I have fallen into what she calls “the Diet Cycle” before. I lost 75 pounds through Weight Watchers once, but gained it all back. Although I lost in a healthy, slow way, I definitely did have the mentality that I was on a program temporarily and if I didn’t eat within the guidelines, that I was off my diet. This thought process gave me the option to stop, and I inevitably did.

She also advocates journaling your process, so huzzah, I’m already on my way!

No Shame, No Blame

I feel like I am on track for success. I have been tracking my calories, and I have been more actively mindful of my food intake for 10 days (since June 27th, 2020). I am not focusing on the scale yet, that will come. Instead, I am focusing on creating healthier habits and working them into my life in a sustainable way.

So future me can look back, I want to document a little of what that looks like:

  • I am tracking all my food in MyFitnessPal. I haven’t even set a strict goal of eating under a certain calorie limit, I just want to form a habit of tracking for now. Turns out though, when you have to come face to face with your food choices, it inspires you to make better ones.
  • I am tracking seven habits in a personal journal. I use a green, yellow, red color coding system to track how well I did with my breakfast, lunch, dinner, vitamins, exercise, water intake, and mental strength every day. I track it once a day, after breakfast and it takes about 5 minutes. I am starting to see some patterns emerge and it simply helps me to better self-assess.
  • I am actively listening to health focused podcasts and videos.
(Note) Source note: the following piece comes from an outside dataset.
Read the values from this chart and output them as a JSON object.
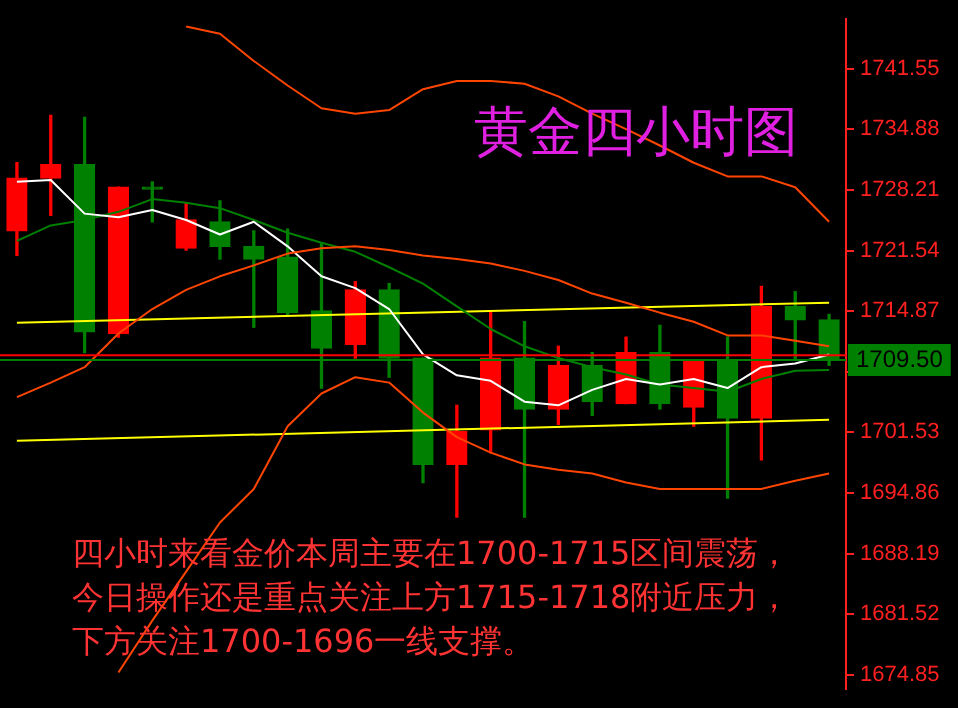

That’s it. I am focusing on sustainability, playing to my strengths, and being better aware of my weaknesses. I have not made a goal to write Art per Pound posts, I just do that when my brain is swirling and I want to get the thoughts out.

I want to improve my health for good, and that means being honest about my own shortcomings and the realities of life. I am trying to take away the shame and just be realistic. So much of my struggle with food is emotional, so stripping out the emotion and looking at the facts hopefully will help me make better choices. However, I know I need to address the emotions too, in time.

Fall down eight times, get up nine.Japanese Proverb, modified

So apparently June is my month to refocus and restart. Man I hate being predictable. Good thing I have a terrible memory so I can easily forget my repeated stumbles.

So since we last spoke I have quit therapy, regained the weight, my son turned two, and oh yeah, the world has been gripped by a global pandemic.

I’m not upset with myself for quitting therapy, it wasn’t a good fit. I tried it for 3 months, but I always left wanting more from the session; some advice, a guidebook, homework, SOMEthing. It felt like I was paying someone to let me complain to them. And maybe that could help some, but it wasn’t helpful to me.

Since saying goodbye to my therapist, I’ve known that I want a more engaged and active approach to mental health. I still think that addressing my mental health is paramount to finally overcoming my weight issues. That’s proven by the fact that I know exactly what to do to lose weight, I just don’t do those things.

Right now I am trying to be more self-aware about my food choices and have more integrity. By integrity I simply mean being honest with myself. Not judgmental, just honest. I am less focused on the scale right now and more focused on my decision making.